Samarinda, infosatu.co – Keberadaan Tugu Pesut di Simpang Empat Lembuswana bukan sekadar ornamen kota, melainkan simbol modernitas dan representasi visi estetika urban yang tengah dibangun di Ibu Kota Kalimantan Timur (Kaltim). Hal itu disampaikan Ketua Komisi lll DPRD Samarinda, Deni Hakim Anwar.
Ia mengatakan desain tugu tersebut mengusung pendekatan kontemporer yang menitikberatkan pada kekuatan simbolik, bukan sekadar kemiripan visual dengan hewan pesut itu sendiri. Gaya siluet minimalis yang diterapkan mencerminkan tren seni modern yang banyak ditemukan di ruang publik kota-kota besar dunia.
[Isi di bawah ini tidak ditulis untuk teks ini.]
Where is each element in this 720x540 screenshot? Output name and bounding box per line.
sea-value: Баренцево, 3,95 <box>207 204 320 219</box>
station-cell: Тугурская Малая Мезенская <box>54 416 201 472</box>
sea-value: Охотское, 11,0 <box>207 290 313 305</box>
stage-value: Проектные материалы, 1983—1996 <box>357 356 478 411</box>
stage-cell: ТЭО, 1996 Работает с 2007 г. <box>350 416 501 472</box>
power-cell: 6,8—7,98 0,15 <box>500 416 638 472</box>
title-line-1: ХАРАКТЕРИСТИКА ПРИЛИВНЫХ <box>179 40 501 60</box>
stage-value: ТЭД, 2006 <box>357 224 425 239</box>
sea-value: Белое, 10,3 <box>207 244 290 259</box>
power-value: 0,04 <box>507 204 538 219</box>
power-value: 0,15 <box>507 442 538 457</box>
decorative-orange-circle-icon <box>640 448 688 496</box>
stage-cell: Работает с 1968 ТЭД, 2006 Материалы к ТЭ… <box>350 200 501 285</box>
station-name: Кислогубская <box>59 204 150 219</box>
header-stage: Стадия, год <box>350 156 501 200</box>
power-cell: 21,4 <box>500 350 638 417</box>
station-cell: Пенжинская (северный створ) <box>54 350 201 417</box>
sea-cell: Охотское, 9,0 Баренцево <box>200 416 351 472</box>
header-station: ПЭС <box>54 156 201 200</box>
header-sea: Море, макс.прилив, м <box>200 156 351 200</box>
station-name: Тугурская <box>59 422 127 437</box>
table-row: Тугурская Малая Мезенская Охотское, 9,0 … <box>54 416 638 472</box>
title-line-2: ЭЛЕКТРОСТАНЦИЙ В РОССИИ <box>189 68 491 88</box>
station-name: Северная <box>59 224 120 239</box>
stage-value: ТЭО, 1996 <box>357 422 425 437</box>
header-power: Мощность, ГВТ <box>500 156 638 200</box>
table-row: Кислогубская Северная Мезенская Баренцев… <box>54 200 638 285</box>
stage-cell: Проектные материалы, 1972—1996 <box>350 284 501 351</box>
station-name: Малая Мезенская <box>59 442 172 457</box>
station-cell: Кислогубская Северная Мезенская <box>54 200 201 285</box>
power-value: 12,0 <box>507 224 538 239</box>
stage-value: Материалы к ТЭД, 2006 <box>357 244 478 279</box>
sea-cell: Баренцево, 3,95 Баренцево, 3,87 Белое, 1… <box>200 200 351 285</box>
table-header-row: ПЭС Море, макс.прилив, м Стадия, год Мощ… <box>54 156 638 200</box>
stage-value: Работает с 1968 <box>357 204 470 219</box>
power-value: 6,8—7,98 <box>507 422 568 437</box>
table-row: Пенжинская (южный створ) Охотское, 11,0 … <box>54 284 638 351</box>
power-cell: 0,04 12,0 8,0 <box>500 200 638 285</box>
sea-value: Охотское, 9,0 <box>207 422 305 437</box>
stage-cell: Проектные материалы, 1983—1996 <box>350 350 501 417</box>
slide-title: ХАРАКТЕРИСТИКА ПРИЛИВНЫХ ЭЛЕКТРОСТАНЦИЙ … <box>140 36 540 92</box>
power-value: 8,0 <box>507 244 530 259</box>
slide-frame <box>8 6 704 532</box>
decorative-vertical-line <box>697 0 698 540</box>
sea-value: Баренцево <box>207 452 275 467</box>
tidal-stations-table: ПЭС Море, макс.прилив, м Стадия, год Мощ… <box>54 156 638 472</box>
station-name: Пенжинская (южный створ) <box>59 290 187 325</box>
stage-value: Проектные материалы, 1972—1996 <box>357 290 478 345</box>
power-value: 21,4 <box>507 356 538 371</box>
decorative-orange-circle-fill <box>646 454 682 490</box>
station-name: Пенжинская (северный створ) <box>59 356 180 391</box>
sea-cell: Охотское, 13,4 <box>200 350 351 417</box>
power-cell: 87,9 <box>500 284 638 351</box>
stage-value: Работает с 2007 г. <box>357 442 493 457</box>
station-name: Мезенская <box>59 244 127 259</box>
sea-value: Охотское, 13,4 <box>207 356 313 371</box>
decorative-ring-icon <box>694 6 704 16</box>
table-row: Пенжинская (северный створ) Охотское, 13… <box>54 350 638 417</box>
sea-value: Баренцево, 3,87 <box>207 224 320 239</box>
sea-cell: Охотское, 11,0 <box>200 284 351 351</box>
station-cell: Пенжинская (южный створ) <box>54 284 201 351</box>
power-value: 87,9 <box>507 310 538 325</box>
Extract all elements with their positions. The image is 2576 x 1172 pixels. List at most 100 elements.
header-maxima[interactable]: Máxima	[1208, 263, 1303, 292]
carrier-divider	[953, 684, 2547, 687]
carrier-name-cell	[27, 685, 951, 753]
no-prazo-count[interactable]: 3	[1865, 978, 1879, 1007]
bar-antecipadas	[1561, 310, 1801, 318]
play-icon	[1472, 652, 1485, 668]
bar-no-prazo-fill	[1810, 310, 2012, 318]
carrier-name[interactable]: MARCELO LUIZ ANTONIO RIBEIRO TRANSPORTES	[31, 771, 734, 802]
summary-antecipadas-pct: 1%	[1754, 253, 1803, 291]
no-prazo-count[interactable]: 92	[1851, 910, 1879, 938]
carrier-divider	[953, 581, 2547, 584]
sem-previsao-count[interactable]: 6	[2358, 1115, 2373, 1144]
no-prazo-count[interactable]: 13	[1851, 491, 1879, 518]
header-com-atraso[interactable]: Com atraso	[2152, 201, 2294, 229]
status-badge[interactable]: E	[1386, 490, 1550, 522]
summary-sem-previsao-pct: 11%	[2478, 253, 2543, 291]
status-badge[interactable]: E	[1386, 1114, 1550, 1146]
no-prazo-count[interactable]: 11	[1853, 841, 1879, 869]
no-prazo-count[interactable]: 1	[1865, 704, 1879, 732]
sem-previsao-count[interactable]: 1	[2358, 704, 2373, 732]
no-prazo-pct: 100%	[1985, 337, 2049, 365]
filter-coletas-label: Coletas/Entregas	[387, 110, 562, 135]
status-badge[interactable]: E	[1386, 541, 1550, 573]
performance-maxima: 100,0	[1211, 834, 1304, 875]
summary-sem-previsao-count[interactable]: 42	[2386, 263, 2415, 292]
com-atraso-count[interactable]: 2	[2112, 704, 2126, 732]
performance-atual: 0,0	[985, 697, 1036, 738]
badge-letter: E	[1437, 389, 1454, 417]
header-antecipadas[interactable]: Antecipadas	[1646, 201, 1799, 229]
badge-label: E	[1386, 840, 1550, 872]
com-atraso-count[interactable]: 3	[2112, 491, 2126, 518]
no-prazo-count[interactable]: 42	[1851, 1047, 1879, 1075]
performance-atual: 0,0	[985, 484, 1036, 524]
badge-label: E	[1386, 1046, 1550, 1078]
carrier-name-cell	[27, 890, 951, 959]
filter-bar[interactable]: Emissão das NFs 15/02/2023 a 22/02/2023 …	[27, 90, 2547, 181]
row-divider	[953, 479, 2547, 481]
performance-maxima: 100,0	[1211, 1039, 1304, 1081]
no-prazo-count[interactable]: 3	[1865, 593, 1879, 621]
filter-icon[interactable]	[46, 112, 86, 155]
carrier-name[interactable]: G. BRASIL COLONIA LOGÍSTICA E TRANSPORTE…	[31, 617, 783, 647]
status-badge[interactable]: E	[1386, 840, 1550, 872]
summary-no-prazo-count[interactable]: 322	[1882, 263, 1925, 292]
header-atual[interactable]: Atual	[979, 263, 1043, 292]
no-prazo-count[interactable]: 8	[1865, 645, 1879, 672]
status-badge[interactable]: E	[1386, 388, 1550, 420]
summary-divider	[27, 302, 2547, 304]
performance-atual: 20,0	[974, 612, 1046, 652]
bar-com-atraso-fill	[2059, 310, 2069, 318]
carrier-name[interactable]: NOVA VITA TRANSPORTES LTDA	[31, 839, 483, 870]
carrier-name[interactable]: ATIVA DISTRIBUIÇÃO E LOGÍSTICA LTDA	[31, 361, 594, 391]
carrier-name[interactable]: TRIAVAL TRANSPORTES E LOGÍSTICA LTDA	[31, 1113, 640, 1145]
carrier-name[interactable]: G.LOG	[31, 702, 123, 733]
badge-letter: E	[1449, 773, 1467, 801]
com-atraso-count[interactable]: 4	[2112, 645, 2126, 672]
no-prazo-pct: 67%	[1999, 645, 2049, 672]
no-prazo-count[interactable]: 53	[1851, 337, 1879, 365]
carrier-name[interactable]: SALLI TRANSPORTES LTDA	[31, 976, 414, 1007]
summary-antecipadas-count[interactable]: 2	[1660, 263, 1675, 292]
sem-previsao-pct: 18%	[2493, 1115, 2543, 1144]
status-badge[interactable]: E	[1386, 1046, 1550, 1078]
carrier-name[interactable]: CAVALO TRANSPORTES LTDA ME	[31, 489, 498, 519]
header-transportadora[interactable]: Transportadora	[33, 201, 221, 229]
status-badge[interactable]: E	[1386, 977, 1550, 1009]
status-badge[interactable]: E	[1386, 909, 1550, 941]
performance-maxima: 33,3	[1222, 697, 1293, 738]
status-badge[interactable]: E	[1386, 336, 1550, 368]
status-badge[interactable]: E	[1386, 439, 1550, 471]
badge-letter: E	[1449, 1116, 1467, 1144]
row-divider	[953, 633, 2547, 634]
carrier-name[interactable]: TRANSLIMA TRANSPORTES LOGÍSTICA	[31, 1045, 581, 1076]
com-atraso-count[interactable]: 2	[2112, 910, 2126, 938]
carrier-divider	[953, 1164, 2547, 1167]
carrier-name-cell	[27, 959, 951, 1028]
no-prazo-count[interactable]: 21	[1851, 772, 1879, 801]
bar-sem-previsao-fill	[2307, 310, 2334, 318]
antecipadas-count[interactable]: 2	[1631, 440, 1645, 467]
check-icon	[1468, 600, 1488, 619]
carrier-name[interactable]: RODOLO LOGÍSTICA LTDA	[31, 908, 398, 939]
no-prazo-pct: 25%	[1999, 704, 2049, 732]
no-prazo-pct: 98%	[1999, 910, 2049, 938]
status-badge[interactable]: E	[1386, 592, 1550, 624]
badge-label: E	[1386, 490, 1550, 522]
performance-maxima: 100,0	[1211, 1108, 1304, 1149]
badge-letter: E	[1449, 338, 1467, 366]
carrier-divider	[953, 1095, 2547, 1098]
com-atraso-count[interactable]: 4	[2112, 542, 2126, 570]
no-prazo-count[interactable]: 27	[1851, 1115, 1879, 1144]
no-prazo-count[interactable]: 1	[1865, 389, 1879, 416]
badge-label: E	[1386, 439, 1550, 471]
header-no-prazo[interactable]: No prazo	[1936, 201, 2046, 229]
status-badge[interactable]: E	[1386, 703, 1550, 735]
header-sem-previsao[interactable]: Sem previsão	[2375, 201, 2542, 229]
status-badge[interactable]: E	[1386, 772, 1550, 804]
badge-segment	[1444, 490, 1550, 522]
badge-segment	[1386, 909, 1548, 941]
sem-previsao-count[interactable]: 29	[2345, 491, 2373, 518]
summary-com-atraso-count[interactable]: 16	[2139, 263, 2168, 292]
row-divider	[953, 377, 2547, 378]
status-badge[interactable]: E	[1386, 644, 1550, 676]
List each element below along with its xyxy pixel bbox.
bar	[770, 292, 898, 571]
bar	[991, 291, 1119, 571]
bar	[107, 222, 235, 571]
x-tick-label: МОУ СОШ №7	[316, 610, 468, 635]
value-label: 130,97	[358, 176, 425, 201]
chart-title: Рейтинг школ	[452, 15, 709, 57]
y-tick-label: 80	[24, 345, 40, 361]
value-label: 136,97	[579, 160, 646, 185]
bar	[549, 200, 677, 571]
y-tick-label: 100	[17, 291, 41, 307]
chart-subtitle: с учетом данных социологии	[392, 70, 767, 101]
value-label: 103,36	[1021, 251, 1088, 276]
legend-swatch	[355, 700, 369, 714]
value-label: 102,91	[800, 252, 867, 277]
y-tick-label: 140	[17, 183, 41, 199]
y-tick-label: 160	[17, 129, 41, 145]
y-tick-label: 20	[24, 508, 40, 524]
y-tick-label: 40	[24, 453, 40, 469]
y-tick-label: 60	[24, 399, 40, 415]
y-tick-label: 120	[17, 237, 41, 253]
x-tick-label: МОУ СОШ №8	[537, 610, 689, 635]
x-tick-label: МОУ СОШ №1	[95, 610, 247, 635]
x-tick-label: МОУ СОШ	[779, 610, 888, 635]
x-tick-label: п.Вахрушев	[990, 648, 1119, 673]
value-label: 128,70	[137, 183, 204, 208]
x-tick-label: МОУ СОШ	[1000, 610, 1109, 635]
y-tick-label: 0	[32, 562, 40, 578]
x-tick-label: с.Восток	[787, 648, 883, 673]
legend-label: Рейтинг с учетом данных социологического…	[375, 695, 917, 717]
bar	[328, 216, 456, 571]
“Tugu ini bukan patung pesut dalam arti harfiah. Ia adalah karya seni bergaya siluet yang menyampaikan karakter dan filosofi kota melalui bentuk yang sederhana namun kuat secara visual. Ini bagian dari bahasa estetika global yang juga diterapkan di kota metropolitan lainnya,” ungkapnya belum lama ini
Selain itu, kehadiran Tugu Pesut merupakan bagian integral dari strategi membentuk identitas visual kota yang lebih maju dan berkelas, sejalan dengan arah pembangunan Samarinda menuju kota metropolitan yang modern dan berdaya saing.
Menanggapi perdebatan di media sosial yang membandingkan Tugu Pesut dengan Tugu Biawak, Deni mengingatkan pentingnya melihat karya seni dalam konteks yang utuh, bukan hanya dari aspek bentuk atau anggaran.
“Perbandingan semacam itu tidak adil dan cenderung menyederhanakan makna seni. Setiap karya memiliki konsep, konteks, dan pesan tersendiri. Seni di ruang publik berfungsi membangun karakter dan persepsi kota, bukan sekadar memanjakan mata,” tegasnya.
Tugu Pesut, lanjutnya, tidak hanya merepresentasikan kebanggaan terhadap fauna endemik Mahakam, tetapi juga menjadi simbol transformasi budaya dan visual Samarinda yang sedang melangkah menuju masa depan yang lebih progresif.
“Ini bukan hanya tugu, ini cerminan arah baru kota ini, Samarinda yang tumbuh, berkembang, dan menata citra sebagai kota yang berpikir maju, baik dari sisi infrastruktur maupun ekspresi budaya,” pungkasnya.